血だらけで体がピクピクしながら、限界を超えて動いているアルスの足が止まった。かすり声でそう言うと、ラーラも止まって、その場に座ったようだ。

「コルにメッセージだけ送っておこっ。」

ラーラはそう呟いて、いつの間にか着いて来た《次元の眼》に土に書いたメッセージを見せた。
《次元の眼》はコルの方向に全速力で向かったようだ。

「あー、つっかれた…。」

彼女はそう言って、転げ落ちるように床に背をつけた。
大の字を開いて、見上げる夜空に達成感を感じた。

大きな星が1つ、ぼやけたように見えてしまった。

そして…数分が経つと、ガタンゴトンと馬車が向かってきた。
その音を耳が感じると、ラーラは起き上がり、音の主を見た。
その後、近くに止まった馬車にアルス達は乗った。以外にも広い馬車だ。気づいた時には眠ってしまった。

そんな時、朝日が射す部屋に誰かの話し声が聞こえてきた。

「うげぇー、包帯ぐんるぐるじゃん。大丈夫なの?」

「大丈夫…だと思う。」

「不安なこと言うなよぉ……アルスの状態見たんだろ?断言してくれよぉ!!」

「…大丈夫」

「間がこええよぉ!」

…ナットとコルだわ。
俺はシャンデリアに潰されて、骨も何本か逝ってるだろう。
血だらけになってたことは覚えてる。
そんで…2人がこんな陽気ってことは、そっち側の任務は成功したってことか。

「コプラの方は?」

「大丈夫…めちゃくちゃ痛そうだけど。」

「あとは…アルスだよな…。大声出したら起きるかな?」

「確かに…」

よし、起きよう。
だるい体を無理やり起こして、怒りを込めたビックボイスをかましてやろう。

俺は実行に移した。

「うるせぇ…!朝から…ここ病室だろ?」

アルスがそう言って、ナットとコルを睨むと、ナットは一つ咳払いをして声を整えたあと、こう言った。

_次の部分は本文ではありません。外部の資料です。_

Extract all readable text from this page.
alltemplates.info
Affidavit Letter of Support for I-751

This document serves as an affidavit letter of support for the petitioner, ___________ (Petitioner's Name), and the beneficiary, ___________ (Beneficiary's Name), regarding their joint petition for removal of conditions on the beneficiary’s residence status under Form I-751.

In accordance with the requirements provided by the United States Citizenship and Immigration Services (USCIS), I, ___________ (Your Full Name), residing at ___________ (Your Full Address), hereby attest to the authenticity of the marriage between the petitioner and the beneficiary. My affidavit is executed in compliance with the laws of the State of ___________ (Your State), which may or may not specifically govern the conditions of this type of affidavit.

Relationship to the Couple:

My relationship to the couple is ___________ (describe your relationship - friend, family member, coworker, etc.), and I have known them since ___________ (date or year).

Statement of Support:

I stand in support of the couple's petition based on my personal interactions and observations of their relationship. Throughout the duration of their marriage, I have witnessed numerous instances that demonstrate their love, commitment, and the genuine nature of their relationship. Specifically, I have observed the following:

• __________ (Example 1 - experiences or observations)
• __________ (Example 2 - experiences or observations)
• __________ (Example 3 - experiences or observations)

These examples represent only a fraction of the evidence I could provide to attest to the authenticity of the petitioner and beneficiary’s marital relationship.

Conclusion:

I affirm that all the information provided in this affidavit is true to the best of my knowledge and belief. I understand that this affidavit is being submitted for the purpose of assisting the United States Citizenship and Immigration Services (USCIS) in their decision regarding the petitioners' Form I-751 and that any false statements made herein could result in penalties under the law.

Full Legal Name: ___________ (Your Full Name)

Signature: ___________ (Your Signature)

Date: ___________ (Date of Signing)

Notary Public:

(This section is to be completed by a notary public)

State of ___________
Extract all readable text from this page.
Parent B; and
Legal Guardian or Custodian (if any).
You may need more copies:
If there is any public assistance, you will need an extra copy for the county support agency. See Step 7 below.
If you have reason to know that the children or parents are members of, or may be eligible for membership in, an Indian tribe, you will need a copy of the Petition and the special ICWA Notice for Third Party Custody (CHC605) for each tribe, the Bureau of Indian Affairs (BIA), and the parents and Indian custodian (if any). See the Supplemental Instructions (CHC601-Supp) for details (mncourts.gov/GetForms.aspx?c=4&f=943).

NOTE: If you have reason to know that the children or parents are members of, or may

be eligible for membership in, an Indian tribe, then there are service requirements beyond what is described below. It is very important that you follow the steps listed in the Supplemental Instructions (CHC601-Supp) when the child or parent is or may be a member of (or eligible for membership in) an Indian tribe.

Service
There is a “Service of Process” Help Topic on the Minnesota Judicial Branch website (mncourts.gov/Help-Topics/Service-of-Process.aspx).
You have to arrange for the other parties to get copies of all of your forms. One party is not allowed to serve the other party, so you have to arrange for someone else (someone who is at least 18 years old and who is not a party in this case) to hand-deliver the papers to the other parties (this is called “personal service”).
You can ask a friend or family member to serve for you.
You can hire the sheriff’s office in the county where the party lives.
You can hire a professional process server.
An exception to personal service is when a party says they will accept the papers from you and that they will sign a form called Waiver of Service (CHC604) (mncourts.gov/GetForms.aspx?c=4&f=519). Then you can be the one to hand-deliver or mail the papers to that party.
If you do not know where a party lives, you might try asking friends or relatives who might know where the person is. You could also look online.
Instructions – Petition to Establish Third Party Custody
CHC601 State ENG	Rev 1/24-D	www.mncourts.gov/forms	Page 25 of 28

「いいですか、落ち着いて聞いてください。あなたが寝ている間に、今回の任務は成功しました。」

「いや知っとるわ。だいたい状況で分かるっつーの。あと医師になりきらんでも」

「いやぁー、制圧した第2拠点?調べたら、結構えっぐいもん出てきたよ。」

そうナットが言うと、アルスは首をかしげ、食い気味にその事について聞いた。

「そのやばいもんってなんだよ?」

「やベーモンったらやベーモンよ。レジサイドの情報、アルスの記憶に関するかもしれないこと。なんなら王国の情報まで出てきたってもんよ。」